On a déjà pu le constater : bien peu d’enseignants du primaire ou du secondaire se sont laissés séduire par les thèses du Front national. Pour autant le vers est bien dans le fruit. Peut-être est-ce même dans l’Ecole que les idées extrémistes ont trouvé la grande force qu’on vient de constater dans le pays : leur banalisation.
Vendredi 6 mars. N Vallaud Belkacem visite le lycée professionnel d’Alembert à Paris. On est dans une classe de bac pro accompagnement à la personne. La relation entre les adultes et les « élèves semble excellente et il y a de la bonne humeur dans l’air. Mais dans cette classe il y a 23 élèves « noires » et 25 filles sur 26 élèves. Interrogée sur cette double discrimination , la ministre nous répond « Vous avez vu l’énergie dégagée dans ce lycée, ces jeunes vifs, très ouverts sur le monde, très créatifs. C’est aussi en donnant de la responsabilité aux jeunes qu’on trouve des solutions à tous ces problèmes comme le « comment vivre ensemble ».
Comme d’autres ministres avant elle, comme beaucoup d’enseignants, la ministre finit par ne plus voir à quel point il est choquant d’avoir des filières ethniques dans un système éducatif républicain.
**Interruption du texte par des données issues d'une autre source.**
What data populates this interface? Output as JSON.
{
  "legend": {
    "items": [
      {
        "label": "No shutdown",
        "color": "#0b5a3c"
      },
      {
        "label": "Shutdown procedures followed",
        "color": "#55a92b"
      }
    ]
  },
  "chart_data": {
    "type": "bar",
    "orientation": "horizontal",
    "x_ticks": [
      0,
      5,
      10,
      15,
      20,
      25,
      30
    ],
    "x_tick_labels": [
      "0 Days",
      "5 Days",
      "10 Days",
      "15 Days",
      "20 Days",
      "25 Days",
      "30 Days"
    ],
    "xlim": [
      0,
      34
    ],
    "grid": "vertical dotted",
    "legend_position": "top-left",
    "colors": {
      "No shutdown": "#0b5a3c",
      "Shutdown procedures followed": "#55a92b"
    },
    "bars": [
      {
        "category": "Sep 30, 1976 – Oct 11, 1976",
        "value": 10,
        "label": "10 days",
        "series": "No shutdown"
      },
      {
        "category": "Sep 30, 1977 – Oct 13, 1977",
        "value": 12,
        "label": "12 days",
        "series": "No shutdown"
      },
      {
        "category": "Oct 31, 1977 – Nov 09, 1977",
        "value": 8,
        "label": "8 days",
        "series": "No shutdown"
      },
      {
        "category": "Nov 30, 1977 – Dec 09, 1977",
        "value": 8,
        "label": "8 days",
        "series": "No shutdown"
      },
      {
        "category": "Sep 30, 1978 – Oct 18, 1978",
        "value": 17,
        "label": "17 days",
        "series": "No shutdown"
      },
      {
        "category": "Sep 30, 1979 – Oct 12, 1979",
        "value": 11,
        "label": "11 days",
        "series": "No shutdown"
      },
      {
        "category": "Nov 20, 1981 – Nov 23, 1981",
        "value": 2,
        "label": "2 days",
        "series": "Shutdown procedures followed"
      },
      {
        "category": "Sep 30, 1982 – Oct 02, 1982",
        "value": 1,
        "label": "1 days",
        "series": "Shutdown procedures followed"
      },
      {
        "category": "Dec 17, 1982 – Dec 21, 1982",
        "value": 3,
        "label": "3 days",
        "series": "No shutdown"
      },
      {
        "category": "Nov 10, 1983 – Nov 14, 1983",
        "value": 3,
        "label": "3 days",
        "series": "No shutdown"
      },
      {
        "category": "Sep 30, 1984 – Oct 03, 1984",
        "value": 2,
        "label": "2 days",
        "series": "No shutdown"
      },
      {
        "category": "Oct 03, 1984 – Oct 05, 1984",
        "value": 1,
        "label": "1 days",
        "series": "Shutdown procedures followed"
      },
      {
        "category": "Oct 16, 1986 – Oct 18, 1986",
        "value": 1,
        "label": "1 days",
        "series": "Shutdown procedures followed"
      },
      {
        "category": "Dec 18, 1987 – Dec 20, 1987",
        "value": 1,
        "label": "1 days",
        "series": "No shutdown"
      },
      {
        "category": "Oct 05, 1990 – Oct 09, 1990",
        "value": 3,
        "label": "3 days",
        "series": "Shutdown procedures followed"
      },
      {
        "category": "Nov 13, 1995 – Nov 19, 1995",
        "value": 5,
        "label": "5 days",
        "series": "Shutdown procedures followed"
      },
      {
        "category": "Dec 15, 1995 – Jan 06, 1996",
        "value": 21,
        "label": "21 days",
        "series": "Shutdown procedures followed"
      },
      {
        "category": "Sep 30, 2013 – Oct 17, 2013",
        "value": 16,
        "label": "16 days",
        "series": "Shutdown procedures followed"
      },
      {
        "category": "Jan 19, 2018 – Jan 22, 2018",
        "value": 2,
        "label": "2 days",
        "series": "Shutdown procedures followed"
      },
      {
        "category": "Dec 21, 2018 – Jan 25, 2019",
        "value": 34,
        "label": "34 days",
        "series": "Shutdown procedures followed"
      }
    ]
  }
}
Car le cas de d’Alembert est banal. Lors du colloque sur la fraternité à l’Ecole que le Café pédagogique a organisé le 21 mars, un chef d’établissement a expliqué qu’il voyait maintenant de jeunes « noirs » choisir telle ou telle filière en fonction de sa couleur pour la sécurité d’un entre soi que beaucoup de familles « blanches » recherchent aussi de leur coté.
Ce constat nous le faisons tous si nous ouvrons les yeux. Et il est extraordinairement choquant. Il est confirmé par les travaux des sociologues qu’il s’agisse de G Felouzis, qui l’a fait il y a une décennie, de Son Thierry Li ou d’A. Van Zanten.
Avant même que la perspective d’une victoire électorale de l’extrême droite se profile, ses idées sont en action de façon courante, banale à l’intérieur de l’Education nationale. Il y a à cela bien des raisons que ce colloque a essayé de démonter et qui ne tiennent pas seulement aux discriminations urbaines mais aussi en partie aux mécanismes de l’Education nationale. En acceptant cette banalisation de l’éclatement nationale dans l’Education ethnique nous trahissons ses valeurs et nous faisons le lit de lendemains qui déchantent. Pour nous c’est le défi le plus urgent pour notre système éducatif.